Fast forward several years. I began having some serious health issues again in 2001. unable to eat, pain, vomiting etc. The doctors thought gallbladder. So I had that out. Pretty uneventful surgery except because of my surgical history, they did a full incision instead of the laproscopic ones. 3 days after surgery I woke up in the worst pain ever and violent vomiting. Back to the hospital. This time it was determined I had serious scar tissue blocking off my stomach and small intestine and ended up in yet another serious, major surgery and stint in ICU. They weren't really sure WHY I had such serious scarring. But for the next few years, the intestinal issues continued and I began having joint pain, swelling, unexplained fevers, fatigue so bad it was all I could do to drag myself out of bed some days.

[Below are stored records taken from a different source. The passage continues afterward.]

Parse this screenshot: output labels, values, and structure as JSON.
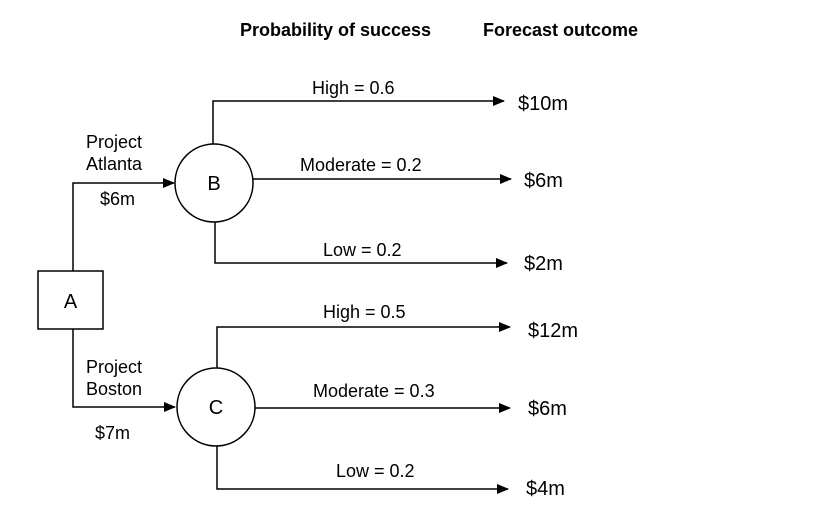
{
  "headers": {
    "probability": "Probability of success",
    "forecast": "Forecast outcome"
  },
  "decision": {
    "label": "A"
  },
  "projects": [
    {
      "name_line1": "Project",
      "name_line2": "Atlanta",
      "cost": "$6m",
      "node": "B",
      "branches": [
        {
          "label": "High = 0.6",
          "outcome": "$10m"
        },
        {
          "label": "Moderate = 0.2",
          "outcome": "$6m"
        },
        {
          "label": "Low = 0.2",
          "outcome": "$2m"
        }
      ]
    },
    {
      "name_line1": "Project",
      "name_line2": "Boston",
      "cost": "$7m",
      "node": "C",
      "branches": [
        {
          "label": "High = 0.5",
          "outcome": "$12m"
        },
        {
          "label": "Moderate = 0.3",
          "outcome": "$6m"
        },
        {
          "label": "Low = 0.2",
          "outcome": "$4m"
        }
      ]
    }
  ]
}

Eventually things got so bad I had several hospitalizations for dehydration, pain management etc. Had to go to tons and tons of specialists. At the time Crohns was suggested but never really defined as a specific diagnosis. I did get a definite diagnosis of RA though. Which is an entirely separate problem.

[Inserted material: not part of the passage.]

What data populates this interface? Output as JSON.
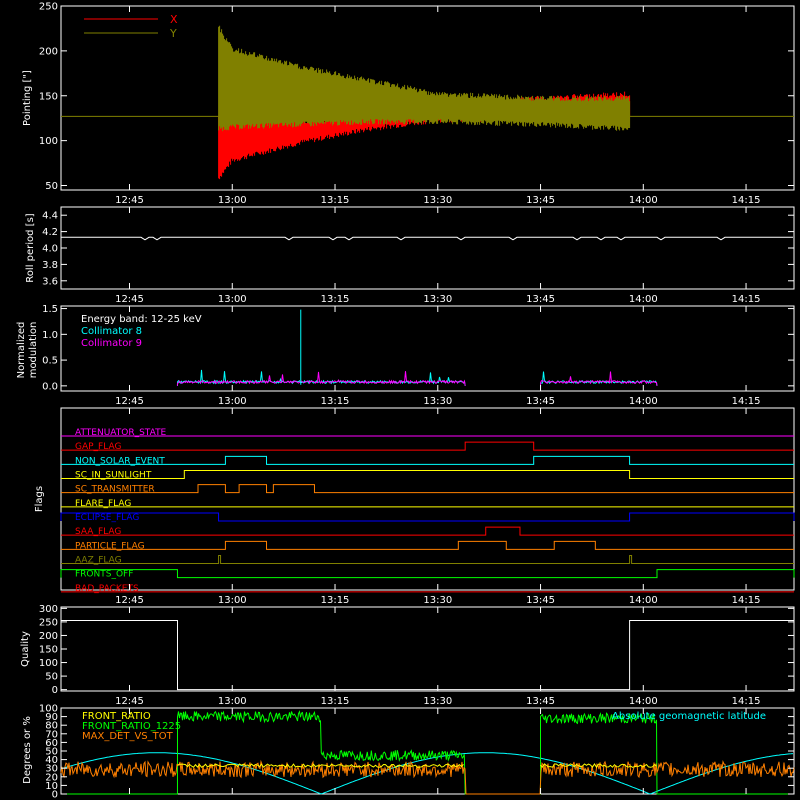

Eventually the Doctor I have now said definitively that I have Crohns Disease. Dealing with this is not easy. This is not a "pooping" disease. This is my body's immune system attacking itself. Along with the gut issues, which include horrible pain, embarrassing LOUD grumbling and nausea and vomiting, come severe joint problems, skin irritations, fatigue from not being able to absorb the nutrients the body needs to function, weight fluctuations, swelling, fevers, circulation problems...and it goes on and on. This is a life long battle.
I have had people say I am so positive and upbeat despite it and ask how I do that. Trust me, I have horrible days. I have days I want to disappear from the world. Days I want to scream and cry and wail. But honestly, what does that do? Even if I feel horrible, and I do almost every single day, if I get out and stay busy and smile at people who smile back, I feel good about that. I feel alive and strong and in control. This disease will not...WILL NOT...destroy my life.